Comment 30 Fedora Update System 2012-04-21 16:26:06 UTC
kernel-3.3.2-6.fc16 has been submitted as an update for Fedora 16.
https://admin.fedoraproject.org/updates/kernel-3.3.2-6.fc16

Comment 31 Fedora Update System 2012-04-21 16:46:09 UTC
kernel-2.6.43.2-6.fc15 has been submitted as an update for Fedora 15.
https://admin.fedoraproject.org/updates/kernel-2.6.43.2-6.fc15

Comment 32 Fedora Update System 2012-04-21 21:07:41 UTC
Package kernel-3.3.2-8.fc17:
* should fix your issue,
* was pushed to the Fedora 17 testing repository,
* should be available at your local mirror within two days.
Update it with:
# su -c 'yum update --enablerepo=updates-testing kernel-3.3.2-8.fc17'
as soon as you are able to, then reboot.
Please go to the following url:
https://admin.fedoraproject.org/updates/FEDORA-2012-6344/kernel-3.3.2-8.fc17
then log in and leave karma (feedback).

Comment 33 Fedora Update System 2012-04-24 04:29:03 UTC
kernel-3.3.2-8.fc17 has been pushed to the Fedora 17 stable repository.  If problems still persist, please make note of it in this bug report.

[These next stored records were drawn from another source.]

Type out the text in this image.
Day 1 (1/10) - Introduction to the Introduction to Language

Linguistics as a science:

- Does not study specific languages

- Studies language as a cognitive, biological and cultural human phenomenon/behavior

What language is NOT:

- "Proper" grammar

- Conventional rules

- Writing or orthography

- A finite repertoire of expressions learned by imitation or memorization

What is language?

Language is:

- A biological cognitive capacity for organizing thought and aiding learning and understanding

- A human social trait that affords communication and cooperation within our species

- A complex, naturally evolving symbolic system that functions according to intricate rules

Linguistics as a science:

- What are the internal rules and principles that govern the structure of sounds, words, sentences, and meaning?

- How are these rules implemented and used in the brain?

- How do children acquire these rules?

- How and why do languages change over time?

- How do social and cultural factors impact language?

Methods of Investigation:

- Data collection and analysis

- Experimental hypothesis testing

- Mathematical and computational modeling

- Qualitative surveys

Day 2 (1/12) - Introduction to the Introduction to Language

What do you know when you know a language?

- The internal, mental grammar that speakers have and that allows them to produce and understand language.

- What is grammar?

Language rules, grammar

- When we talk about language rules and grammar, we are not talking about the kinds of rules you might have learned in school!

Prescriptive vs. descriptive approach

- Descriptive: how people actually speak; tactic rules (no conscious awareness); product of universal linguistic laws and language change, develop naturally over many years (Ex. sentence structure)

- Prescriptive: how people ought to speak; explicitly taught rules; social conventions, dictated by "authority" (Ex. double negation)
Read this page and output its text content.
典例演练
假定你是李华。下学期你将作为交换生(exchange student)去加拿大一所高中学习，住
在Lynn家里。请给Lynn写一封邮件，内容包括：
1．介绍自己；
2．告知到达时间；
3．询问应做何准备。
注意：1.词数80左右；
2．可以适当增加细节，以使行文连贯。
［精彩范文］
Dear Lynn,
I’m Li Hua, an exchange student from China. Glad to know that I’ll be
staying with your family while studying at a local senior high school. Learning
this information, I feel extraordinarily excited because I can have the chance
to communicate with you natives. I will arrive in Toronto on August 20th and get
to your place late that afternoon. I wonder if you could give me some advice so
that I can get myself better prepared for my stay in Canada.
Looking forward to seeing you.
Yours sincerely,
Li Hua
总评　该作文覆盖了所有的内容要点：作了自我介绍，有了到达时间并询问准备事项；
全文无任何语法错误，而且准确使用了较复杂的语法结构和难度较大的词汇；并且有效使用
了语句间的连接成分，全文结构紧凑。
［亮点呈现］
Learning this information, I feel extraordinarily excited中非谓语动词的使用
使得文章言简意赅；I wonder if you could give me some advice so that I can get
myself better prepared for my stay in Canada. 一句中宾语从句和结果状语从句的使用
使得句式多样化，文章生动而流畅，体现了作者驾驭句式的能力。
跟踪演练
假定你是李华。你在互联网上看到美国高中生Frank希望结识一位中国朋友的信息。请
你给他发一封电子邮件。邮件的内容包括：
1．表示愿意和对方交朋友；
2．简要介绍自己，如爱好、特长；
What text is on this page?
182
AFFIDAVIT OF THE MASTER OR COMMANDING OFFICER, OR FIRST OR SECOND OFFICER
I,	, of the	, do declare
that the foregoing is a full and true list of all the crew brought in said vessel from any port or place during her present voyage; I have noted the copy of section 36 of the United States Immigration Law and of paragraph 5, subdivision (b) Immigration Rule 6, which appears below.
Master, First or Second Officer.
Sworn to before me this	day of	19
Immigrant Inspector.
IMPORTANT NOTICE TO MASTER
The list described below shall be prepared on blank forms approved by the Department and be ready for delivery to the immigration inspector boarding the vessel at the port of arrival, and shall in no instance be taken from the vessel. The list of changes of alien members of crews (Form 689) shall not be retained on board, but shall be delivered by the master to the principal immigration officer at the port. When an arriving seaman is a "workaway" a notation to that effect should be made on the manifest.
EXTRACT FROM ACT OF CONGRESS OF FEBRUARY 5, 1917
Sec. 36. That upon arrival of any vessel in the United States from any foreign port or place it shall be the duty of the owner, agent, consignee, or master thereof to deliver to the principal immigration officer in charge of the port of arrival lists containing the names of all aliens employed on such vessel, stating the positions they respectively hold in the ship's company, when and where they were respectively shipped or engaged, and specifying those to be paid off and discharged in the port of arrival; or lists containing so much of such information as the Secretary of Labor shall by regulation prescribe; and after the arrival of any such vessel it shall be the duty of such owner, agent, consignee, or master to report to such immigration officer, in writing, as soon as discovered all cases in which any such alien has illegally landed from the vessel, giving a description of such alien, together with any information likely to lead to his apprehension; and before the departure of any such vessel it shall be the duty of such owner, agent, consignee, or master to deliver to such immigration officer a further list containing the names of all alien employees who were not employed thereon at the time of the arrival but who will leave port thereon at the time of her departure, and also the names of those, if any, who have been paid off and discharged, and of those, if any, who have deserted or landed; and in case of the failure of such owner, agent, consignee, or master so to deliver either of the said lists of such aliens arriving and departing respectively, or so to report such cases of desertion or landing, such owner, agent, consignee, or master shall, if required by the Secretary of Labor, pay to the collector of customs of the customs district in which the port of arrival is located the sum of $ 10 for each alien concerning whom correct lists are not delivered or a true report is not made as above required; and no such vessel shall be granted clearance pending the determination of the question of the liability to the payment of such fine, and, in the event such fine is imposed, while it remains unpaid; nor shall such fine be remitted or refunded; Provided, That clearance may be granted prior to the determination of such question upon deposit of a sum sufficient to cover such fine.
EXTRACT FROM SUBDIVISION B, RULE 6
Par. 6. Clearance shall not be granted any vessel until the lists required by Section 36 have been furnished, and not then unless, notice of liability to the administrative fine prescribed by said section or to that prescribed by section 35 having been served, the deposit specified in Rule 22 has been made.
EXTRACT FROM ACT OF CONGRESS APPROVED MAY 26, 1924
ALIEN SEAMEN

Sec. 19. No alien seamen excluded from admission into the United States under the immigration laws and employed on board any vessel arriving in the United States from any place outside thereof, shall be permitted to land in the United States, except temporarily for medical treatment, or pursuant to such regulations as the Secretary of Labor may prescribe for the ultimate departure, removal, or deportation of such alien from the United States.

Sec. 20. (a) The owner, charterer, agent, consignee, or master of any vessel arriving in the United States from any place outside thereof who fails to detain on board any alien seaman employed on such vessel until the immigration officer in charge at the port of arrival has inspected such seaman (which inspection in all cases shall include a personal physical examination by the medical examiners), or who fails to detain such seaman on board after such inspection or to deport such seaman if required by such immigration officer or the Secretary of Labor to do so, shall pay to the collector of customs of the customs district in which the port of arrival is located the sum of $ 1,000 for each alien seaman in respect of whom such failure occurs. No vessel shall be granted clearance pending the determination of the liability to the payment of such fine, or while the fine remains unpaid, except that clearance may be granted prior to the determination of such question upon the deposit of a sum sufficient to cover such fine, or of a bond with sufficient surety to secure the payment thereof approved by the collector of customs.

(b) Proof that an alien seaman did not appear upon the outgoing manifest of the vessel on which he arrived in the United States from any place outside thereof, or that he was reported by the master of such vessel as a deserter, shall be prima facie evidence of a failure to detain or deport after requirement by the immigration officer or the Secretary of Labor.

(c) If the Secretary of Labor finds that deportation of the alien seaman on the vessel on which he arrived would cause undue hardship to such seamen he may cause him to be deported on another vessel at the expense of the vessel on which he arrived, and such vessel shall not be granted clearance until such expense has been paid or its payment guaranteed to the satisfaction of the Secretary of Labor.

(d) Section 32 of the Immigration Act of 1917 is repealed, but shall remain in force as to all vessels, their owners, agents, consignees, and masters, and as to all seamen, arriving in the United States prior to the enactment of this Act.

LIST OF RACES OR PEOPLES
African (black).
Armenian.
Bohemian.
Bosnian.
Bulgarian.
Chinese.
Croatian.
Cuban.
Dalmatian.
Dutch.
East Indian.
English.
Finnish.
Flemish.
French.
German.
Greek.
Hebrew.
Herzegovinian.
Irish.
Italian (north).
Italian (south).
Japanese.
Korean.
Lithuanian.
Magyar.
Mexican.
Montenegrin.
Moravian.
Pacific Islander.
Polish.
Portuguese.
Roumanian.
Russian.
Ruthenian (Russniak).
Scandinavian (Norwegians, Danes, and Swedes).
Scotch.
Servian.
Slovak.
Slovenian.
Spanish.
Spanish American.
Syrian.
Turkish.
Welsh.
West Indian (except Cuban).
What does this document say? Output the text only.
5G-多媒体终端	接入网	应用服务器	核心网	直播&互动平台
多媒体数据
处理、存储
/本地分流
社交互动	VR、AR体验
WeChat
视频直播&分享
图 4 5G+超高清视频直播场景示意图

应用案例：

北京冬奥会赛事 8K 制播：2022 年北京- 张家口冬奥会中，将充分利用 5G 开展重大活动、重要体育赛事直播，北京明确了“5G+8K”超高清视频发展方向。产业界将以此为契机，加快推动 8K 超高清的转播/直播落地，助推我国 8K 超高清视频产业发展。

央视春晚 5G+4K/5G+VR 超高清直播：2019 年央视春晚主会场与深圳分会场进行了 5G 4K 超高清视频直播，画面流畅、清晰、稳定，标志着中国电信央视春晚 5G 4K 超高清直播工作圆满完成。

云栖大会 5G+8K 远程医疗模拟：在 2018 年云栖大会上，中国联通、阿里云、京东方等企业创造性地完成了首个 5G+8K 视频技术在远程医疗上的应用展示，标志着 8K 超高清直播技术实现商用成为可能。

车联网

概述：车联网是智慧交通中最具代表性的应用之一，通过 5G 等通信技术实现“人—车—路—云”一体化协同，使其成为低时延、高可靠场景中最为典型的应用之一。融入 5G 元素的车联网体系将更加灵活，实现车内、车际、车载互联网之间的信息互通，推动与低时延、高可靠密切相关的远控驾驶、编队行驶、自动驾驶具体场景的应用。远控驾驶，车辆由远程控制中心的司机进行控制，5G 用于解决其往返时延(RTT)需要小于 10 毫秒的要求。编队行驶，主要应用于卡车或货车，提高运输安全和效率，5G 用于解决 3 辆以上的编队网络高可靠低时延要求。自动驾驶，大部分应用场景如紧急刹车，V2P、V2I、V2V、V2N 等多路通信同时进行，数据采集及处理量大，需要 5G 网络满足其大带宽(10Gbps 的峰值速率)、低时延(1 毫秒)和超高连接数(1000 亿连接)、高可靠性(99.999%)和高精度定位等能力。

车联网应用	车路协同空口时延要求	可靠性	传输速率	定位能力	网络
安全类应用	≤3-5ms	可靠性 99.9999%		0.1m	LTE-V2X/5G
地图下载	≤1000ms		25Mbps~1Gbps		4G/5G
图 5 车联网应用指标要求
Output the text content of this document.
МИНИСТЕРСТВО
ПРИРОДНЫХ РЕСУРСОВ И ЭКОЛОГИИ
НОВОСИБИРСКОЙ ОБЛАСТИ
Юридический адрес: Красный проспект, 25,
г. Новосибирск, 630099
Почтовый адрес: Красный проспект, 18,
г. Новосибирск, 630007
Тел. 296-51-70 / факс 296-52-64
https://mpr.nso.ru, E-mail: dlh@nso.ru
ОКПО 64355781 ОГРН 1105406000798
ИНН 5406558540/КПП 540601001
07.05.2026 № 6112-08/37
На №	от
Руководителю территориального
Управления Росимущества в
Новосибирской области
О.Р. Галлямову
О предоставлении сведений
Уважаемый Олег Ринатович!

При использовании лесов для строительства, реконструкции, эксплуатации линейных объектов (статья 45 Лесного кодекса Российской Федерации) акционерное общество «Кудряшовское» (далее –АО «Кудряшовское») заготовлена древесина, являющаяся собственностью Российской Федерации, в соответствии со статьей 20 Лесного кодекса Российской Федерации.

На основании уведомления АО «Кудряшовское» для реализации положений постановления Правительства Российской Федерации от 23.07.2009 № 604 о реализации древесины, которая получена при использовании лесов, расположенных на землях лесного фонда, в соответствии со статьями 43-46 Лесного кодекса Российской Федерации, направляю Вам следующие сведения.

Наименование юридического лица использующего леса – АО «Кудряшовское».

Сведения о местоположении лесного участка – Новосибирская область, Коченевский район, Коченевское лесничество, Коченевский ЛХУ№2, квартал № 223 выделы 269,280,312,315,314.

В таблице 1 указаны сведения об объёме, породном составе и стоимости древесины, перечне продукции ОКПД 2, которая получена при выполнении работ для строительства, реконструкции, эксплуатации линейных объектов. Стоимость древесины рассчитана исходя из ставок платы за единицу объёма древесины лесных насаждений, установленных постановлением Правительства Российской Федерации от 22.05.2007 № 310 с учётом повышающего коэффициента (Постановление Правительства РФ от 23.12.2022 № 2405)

Comment 34 Fedora Update System 2012-04-24 14:53:53 UTC
kernel-3.3.2-6.fc16 has been pushed to the Fedora 16 stable repository.  If problems still persist, please make note of it in this bug report.

Comment 35 Fedora Update System 2012-04-26 03:27:13 UTC
kernel-2.6.43.2-6.fc15 has been pushed to the Fedora 15 stable repository.  If problems still persist, please make note of it in this bug report.